Back when we were having the debate over Capital Punishment one of the areas that always comes up is whether it is just, and the fact that God has a bunch of rules in the Old Testament that have, as their sentence, death.
At that point, I hadn’t even realized that up until yesterday six states had the death penalty as the result of the rape of a minor.
What I think is interesting about this ruling is that, up until yesterday, states could declare that things other than murder could result in the death penalty. Which struck me as interesting when we are supposed to be so enlightened in this day and age, and the Old Testament so backwards.

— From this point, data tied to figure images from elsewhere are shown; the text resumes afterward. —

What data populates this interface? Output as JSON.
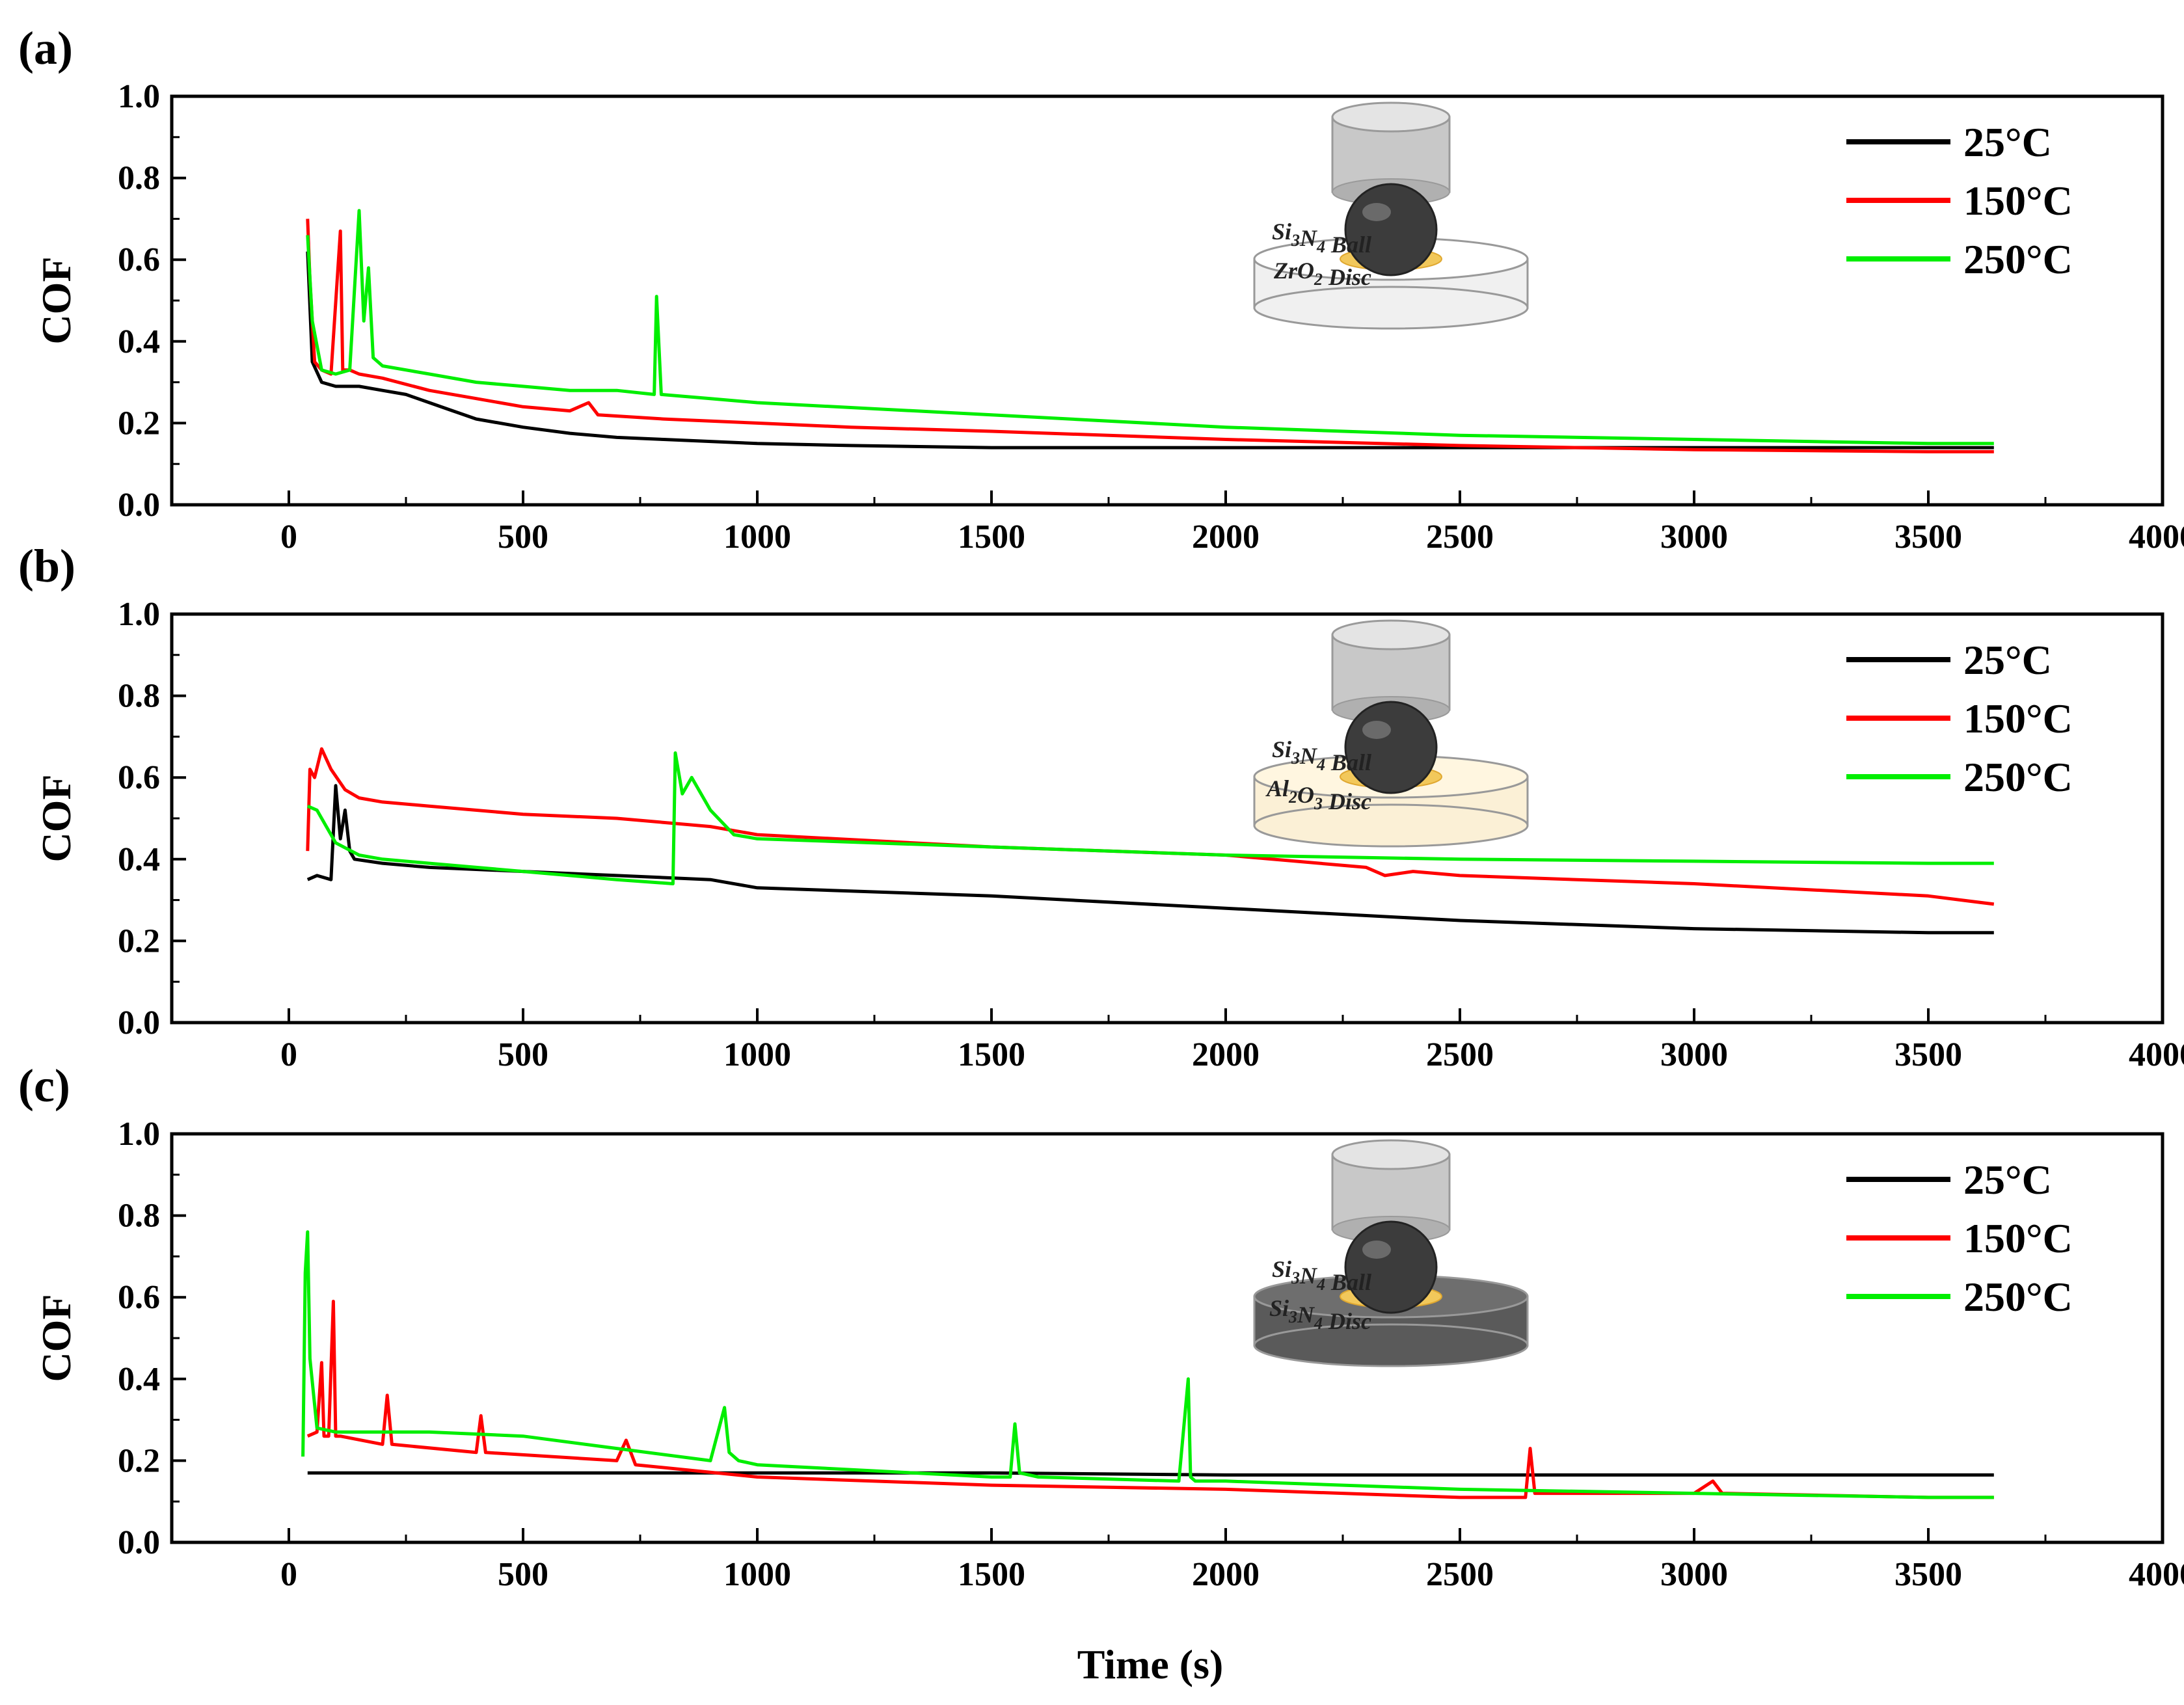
{
  "xlabel": "Time (s)",
  "colors": {
    "25°C": "#000000",
    "150°C": "#ff0000",
    "250°C": "#00ee00"
  },
  "chart_data": [
    {
      "type": "line",
      "panel_label": "(a)",
      "ylabel": "COF",
      "xlim": [
        -250,
        4000
      ],
      "ylim": [
        0.0,
        1.0
      ],
      "x_ticks": [
        "0",
        "500",
        "1000",
        "1500",
        "2000",
        "2500",
        "3000",
        "3500",
        "4000"
      ],
      "y_ticks": [
        "0.0",
        "0.2",
        "0.4",
        "0.6",
        "0.8",
        "1.0"
      ],
      "schematic": {
        "ball": "Si",
        "ball_sub": "3",
        "ball_mid": "N",
        "ball_sub2": "4",
        "ball_rest": " Ball",
        "disc": "ZrO",
        "disc_sub": "2",
        "disc_sub2": "",
        "disc_rest": " Disc",
        "disc_color": "#f0f0f0",
        "top_disc_color": "#ffffff"
      },
      "series": [
        {
          "name": "25°C",
          "color": "#000000",
          "x": [
            40,
            50,
            70,
            100,
            150,
            200,
            250,
            300,
            350,
            400,
            500,
            600,
            700,
            800,
            1000,
            1200,
            1500,
            2000,
            2500,
            3000,
            3500,
            3640
          ],
          "y": [
            0.62,
            0.35,
            0.3,
            0.29,
            0.29,
            0.28,
            0.27,
            0.25,
            0.23,
            0.21,
            0.19,
            0.175,
            0.165,
            0.16,
            0.15,
            0.145,
            0.14,
            0.14,
            0.14,
            0.14,
            0.14,
            0.14
          ]
        },
        {
          "name": "150°C",
          "color": "#ff0000",
          "x": [
            40,
            45,
            55,
            70,
            90,
            110,
            115,
            130,
            150,
            200,
            300,
            400,
            500,
            600,
            640,
            660,
            800,
            1000,
            1200,
            1500,
            2000,
            2500,
            3000,
            3500,
            3640
          ],
          "y": [
            0.7,
            0.55,
            0.35,
            0.33,
            0.32,
            0.67,
            0.33,
            0.33,
            0.32,
            0.31,
            0.28,
            0.26,
            0.24,
            0.23,
            0.25,
            0.22,
            0.21,
            0.2,
            0.19,
            0.18,
            0.16,
            0.145,
            0.135,
            0.13,
            0.13
          ]
        },
        {
          "name": "250°C",
          "color": "#00ee00",
          "x": [
            40,
            50,
            70,
            100,
            130,
            150,
            160,
            170,
            180,
            200,
            300,
            400,
            500,
            600,
            700,
            780,
            785,
            795,
            900,
            1000,
            1500,
            2000,
            2500,
            3000,
            3500,
            3640
          ],
          "y": [
            0.66,
            0.45,
            0.33,
            0.32,
            0.33,
            0.72,
            0.45,
            0.58,
            0.36,
            0.34,
            0.32,
            0.3,
            0.29,
            0.28,
            0.28,
            0.27,
            0.51,
            0.27,
            0.26,
            0.25,
            0.22,
            0.19,
            0.17,
            0.16,
            0.15,
            0.15
          ]
        }
      ]
    },
    {
      "type": "line",
      "panel_label": "(b)",
      "ylabel": "COF",
      "xlim": [
        -250,
        4000
      ],
      "ylim": [
        0.0,
        1.0
      ],
      "x_ticks": [
        "0",
        "500",
        "1000",
        "1500",
        "2000",
        "2500",
        "3000",
        "3500",
        "4000"
      ],
      "y_ticks": [
        "0.0",
        "0.2",
        "0.4",
        "0.6",
        "0.8",
        "1.0"
      ],
      "schematic": {
        "ball": "Si",
        "ball_sub": "3",
        "ball_mid": "N",
        "ball_sub2": "4",
        "ball_rest": " Ball",
        "disc": "Al",
        "disc_sub": "2",
        "disc_mid": "O",
        "disc_sub2": "3",
        "disc_rest": " Disc",
        "disc_color": "#fbf0d6",
        "top_disc_color": "#fff6e0"
      },
      "series": [
        {
          "name": "25°C",
          "color": "#000000",
          "x": [
            40,
            60,
            90,
            100,
            110,
            120,
            130,
            140,
            200,
            300,
            500,
            700,
            900,
            1000,
            1500,
            2000,
            2500,
            3000,
            3500,
            3640
          ],
          "y": [
            0.35,
            0.36,
            0.35,
            0.58,
            0.45,
            0.52,
            0.42,
            0.4,
            0.39,
            0.38,
            0.37,
            0.36,
            0.35,
            0.33,
            0.31,
            0.28,
            0.25,
            0.23,
            0.22,
            0.22
          ]
        },
        {
          "name": "150°C",
          "color": "#ff0000",
          "x": [
            40,
            45,
            55,
            70,
            90,
            120,
            150,
            200,
            300,
            500,
            700,
            900,
            1000,
            1500,
            2000,
            2300,
            2340,
            2400,
            2500,
            3000,
            3500,
            3640
          ],
          "y": [
            0.42,
            0.62,
            0.6,
            0.67,
            0.62,
            0.57,
            0.55,
            0.54,
            0.53,
            0.51,
            0.5,
            0.48,
            0.46,
            0.43,
            0.41,
            0.38,
            0.36,
            0.37,
            0.36,
            0.34,
            0.31,
            0.29
          ]
        },
        {
          "name": "250°C",
          "color": "#00ee00",
          "x": [
            40,
            60,
            80,
            100,
            150,
            200,
            300,
            500,
            700,
            820,
            825,
            840,
            860,
            900,
            950,
            1000,
            1500,
            2000,
            2500,
            3000,
            3500,
            3640
          ],
          "y": [
            0.53,
            0.52,
            0.48,
            0.44,
            0.41,
            0.4,
            0.39,
            0.37,
            0.35,
            0.34,
            0.66,
            0.56,
            0.6,
            0.52,
            0.46,
            0.45,
            0.43,
            0.41,
            0.4,
            0.395,
            0.39,
            0.39
          ]
        }
      ]
    },
    {
      "type": "line",
      "panel_label": "(c)",
      "ylabel": "COF",
      "xlim": [
        -250,
        4000
      ],
      "ylim": [
        0.0,
        1.0
      ],
      "x_ticks": [
        "0",
        "500",
        "1000",
        "1500",
        "2000",
        "2500",
        "3000",
        "3500",
        "4000"
      ],
      "y_ticks": [
        "0.0",
        "0.2",
        "0.4",
        "0.6",
        "0.8",
        "1.0"
      ],
      "schematic": {
        "ball": "Si",
        "ball_sub": "3",
        "ball_mid": "N",
        "ball_sub2": "4",
        "ball_rest": " Ball",
        "disc": "Si",
        "disc_sub": "3",
        "disc_mid": "N",
        "disc_sub2": "4",
        "disc_rest": " Disc",
        "disc_color": "#5a5a5a",
        "top_disc_color": "#6e6e6e"
      },
      "series": [
        {
          "name": "25°C",
          "color": "#000000",
          "x": [
            40,
            60,
            100,
            500,
            1000,
            1500,
            2000,
            2500,
            3000,
            3500,
            3640
          ],
          "y": [
            0.17,
            0.17,
            0.17,
            0.17,
            0.17,
            0.17,
            0.165,
            0.165,
            0.165,
            0.165,
            0.165
          ]
        },
        {
          "name": "150°C",
          "color": "#ff0000",
          "x": [
            40,
            60,
            70,
            75,
            85,
            95,
            100,
            110,
            200,
            210,
            220,
            400,
            410,
            420,
            700,
            720,
            740,
            1000,
            1500,
            2000,
            2500,
            2640,
            2650,
            2660,
            2700,
            3000,
            3040,
            3060,
            3500,
            3640
          ],
          "y": [
            0.26,
            0.27,
            0.44,
            0.26,
            0.26,
            0.59,
            0.26,
            0.26,
            0.24,
            0.36,
            0.24,
            0.22,
            0.31,
            0.22,
            0.2,
            0.25,
            0.19,
            0.16,
            0.14,
            0.13,
            0.11,
            0.11,
            0.23,
            0.12,
            0.12,
            0.12,
            0.15,
            0.12,
            0.11,
            0.11
          ]
        },
        {
          "name": "250°C",
          "color": "#00ee00",
          "x": [
            30,
            35,
            40,
            45,
            60,
            100,
            200,
            300,
            500,
            700,
            900,
            930,
            940,
            960,
            1000,
            1500,
            1540,
            1550,
            1560,
            1600,
            1900,
            1920,
            1925,
            1935,
            2000,
            2500,
            3000,
            3500,
            3640
          ],
          "y": [
            0.21,
            0.66,
            0.76,
            0.45,
            0.28,
            0.27,
            0.27,
            0.27,
            0.26,
            0.23,
            0.2,
            0.33,
            0.22,
            0.2,
            0.19,
            0.16,
            0.16,
            0.29,
            0.17,
            0.16,
            0.15,
            0.4,
            0.16,
            0.15,
            0.15,
            0.13,
            0.12,
            0.11,
            0.11
          ]
        }
      ]
    }
  ]
}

But I think the more interesting bit to think about is the whole concept of “finding things” in documents—finding rights, finding new truths, and the whole concept of a living document.
It’s said that you can find passages in the Bible passages to make the Bible back any argument. In fact, that’s one of the things leveled against Christianity by Atheists and Agnostics—the varying interpretations of the Bible.

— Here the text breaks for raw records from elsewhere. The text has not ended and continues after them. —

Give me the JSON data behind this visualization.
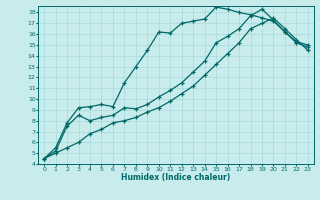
{
  "title": "",
  "xlabel": "Humidex (Indice chaleur)",
  "bg_color": "#c8ecec",
  "grid_color": "#a8d8d8",
  "line_color": "#006868",
  "xlim": [
    -0.5,
    23.5
  ],
  "ylim": [
    4,
    18.6
  ],
  "x_ticks": [
    0,
    1,
    2,
    3,
    4,
    5,
    6,
    7,
    8,
    9,
    10,
    11,
    12,
    13,
    14,
    15,
    16,
    17,
    18,
    19,
    20,
    21,
    22,
    23
  ],
  "y_ticks": [
    4,
    5,
    6,
    7,
    8,
    9,
    10,
    11,
    12,
    13,
    14,
    15,
    16,
    17,
    18
  ],
  "line1_x": [
    0,
    1,
    2,
    3,
    4,
    5,
    6,
    7,
    8,
    9,
    10,
    11,
    12,
    13,
    14,
    15,
    16,
    17,
    18,
    19,
    20,
    21,
    22,
    23
  ],
  "line1_y": [
    4.5,
    5.5,
    7.8,
    9.2,
    9.3,
    9.5,
    9.3,
    11.5,
    13.0,
    14.5,
    16.2,
    16.1,
    17.0,
    17.2,
    17.4,
    18.5,
    18.3,
    18.0,
    17.8,
    17.5,
    17.2,
    16.2,
    15.3,
    15.0
  ],
  "line2_x": [
    0,
    1,
    2,
    3,
    4,
    5,
    6,
    7,
    8,
    9,
    10,
    11,
    12,
    13,
    14,
    15,
    16,
    17,
    18,
    19,
    20,
    21,
    22,
    23
  ],
  "line2_y": [
    4.5,
    5.2,
    7.5,
    8.5,
    8.0,
    8.3,
    8.5,
    9.2,
    9.1,
    9.5,
    10.2,
    10.8,
    11.5,
    12.5,
    13.5,
    15.2,
    15.8,
    16.5,
    17.7,
    18.3,
    17.3,
    16.2,
    15.2,
    14.8
  ],
  "line3_x": [
    0,
    1,
    2,
    3,
    4,
    5,
    6,
    7,
    8,
    9,
    10,
    11,
    12,
    13,
    14,
    15,
    16,
    17,
    18,
    19,
    20,
    21,
    22,
    23
  ],
  "line3_y": [
    4.5,
    5.0,
    5.5,
    6.0,
    6.8,
    7.2,
    7.8,
    8.0,
    8.3,
    8.8,
    9.2,
    9.8,
    10.5,
    11.2,
    12.2,
    13.2,
    14.2,
    15.2,
    16.5,
    17.0,
    17.5,
    16.5,
    15.5,
    14.5
  ]
}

However, what the Justices showed us yesterday, is that you’re also able to find anything you want in the Constitution. They can take an Amendment about Cruel and Unusual Punishment and apply it, nearly at will, to what the states decide—what the people decide—and that is the end of the discussion.
Certainly, the Constitution had nothing to say about what deserved the death penalty, and the Supreme Court just recently ruled that the Death Penalty was Constitutional. So what gave these Justices the right to decide for the state what heinous crimes deserved the Death Penalty? Where did the Congress and President declare that the Death Penalty could only be used for cases of murder? The other branches certainly could have done that—but they had not.
We cross a fine line when we move from saying what the law says to saying what we think the law should say. And this is the same admonition to Christians. We must say what God says about something, and refrain from saying what we think God says about a thing. Because we often have the tendency to mistake our thoughts for His thoughts—when His thoughts are far greater.